Geïnspireerd door de gebeurtenissen in Italië en meedeinend op de golven van de antipsychiatrie en het in diezelfde periode vigerende differentiedenken (een postmoderne reactie op het ‘totaliteitsdenken’ dat sinds Plato, in de 5de eeuw v.C., het westerse denken beheerst had) begon de politieke wereld inzichten in haar beleid op te nemen die een breuk betekenden met het verleden. In 1984 volgde vanuit Den Haag de Nieuwe Nota Geestelijke Gezondheidszorg. Deze nota betekende het begin van de vermaatschappelijking van de zorg in Nederland.

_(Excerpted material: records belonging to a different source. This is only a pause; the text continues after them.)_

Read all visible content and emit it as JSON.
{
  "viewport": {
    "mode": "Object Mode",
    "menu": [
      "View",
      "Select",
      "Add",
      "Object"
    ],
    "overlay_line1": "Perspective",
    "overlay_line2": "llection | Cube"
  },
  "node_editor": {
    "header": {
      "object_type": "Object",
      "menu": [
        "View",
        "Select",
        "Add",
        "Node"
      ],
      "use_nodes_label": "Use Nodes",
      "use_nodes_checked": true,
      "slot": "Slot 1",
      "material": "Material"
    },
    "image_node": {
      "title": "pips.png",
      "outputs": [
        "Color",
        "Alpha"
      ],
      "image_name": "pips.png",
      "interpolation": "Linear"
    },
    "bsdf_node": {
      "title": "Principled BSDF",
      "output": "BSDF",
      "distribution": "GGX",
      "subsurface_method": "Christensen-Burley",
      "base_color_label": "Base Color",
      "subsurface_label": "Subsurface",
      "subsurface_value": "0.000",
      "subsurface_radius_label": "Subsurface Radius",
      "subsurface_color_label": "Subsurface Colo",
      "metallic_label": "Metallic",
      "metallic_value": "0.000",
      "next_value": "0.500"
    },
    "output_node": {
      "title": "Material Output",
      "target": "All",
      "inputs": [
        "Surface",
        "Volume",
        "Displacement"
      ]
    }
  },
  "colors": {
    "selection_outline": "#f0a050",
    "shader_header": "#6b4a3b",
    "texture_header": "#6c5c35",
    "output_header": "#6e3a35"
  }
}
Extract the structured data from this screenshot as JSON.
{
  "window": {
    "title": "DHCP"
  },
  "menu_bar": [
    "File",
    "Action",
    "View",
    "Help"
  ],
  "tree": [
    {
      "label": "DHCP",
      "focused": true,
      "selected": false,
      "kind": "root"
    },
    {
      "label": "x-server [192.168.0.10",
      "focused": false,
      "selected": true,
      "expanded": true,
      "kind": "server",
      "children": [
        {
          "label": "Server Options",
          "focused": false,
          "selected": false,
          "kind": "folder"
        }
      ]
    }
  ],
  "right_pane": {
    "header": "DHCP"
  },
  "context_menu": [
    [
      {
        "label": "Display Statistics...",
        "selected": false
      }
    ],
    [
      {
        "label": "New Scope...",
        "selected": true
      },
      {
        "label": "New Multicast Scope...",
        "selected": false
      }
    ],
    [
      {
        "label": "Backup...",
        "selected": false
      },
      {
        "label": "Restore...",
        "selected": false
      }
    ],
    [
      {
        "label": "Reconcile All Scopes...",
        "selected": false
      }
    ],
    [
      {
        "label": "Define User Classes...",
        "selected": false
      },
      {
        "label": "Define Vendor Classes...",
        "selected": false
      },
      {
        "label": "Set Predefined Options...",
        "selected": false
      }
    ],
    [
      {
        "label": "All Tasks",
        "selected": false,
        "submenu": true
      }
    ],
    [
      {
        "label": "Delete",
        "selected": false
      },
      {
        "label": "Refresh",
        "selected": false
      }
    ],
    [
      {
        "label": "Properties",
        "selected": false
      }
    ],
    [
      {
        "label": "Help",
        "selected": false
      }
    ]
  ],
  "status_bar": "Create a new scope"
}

In 1986 werd besloten om het psychiatrisch ziekenhuis Meerenberg te sluiten. De patiënten werden overgebracht naar kleinere opvangcentra in Amsterdam en velen kwamen op straat terecht. Om het leven van psychiatrische patiënten in de samenleving te vergemakkelijken werd en wordt er ingezet op acties waarin bepaalde buurten “gastvrij” worden gemaakt (“kwartiermaken”), het netwerk (als dat er al is …) van de patiënten wordt aangewend en andere initiatieven. Of deze acties voldoende zullen zijn om de groeiende populatie aan ‘verwarde mensen op straat’ te doen slinken, zal de toekomst uitwijzen.
En Meerenberg? Dat wordt omgevormd tot een woongebied, ‘Park Brederode’ genaamd. Het statige hoofdgebouw van Zocher zal ‘Carré van Bloemendaal’ gaan heten en wordt omgetoverd tot een appartementencomplex dat deel zal uitmaken van de nieuwe woonzone.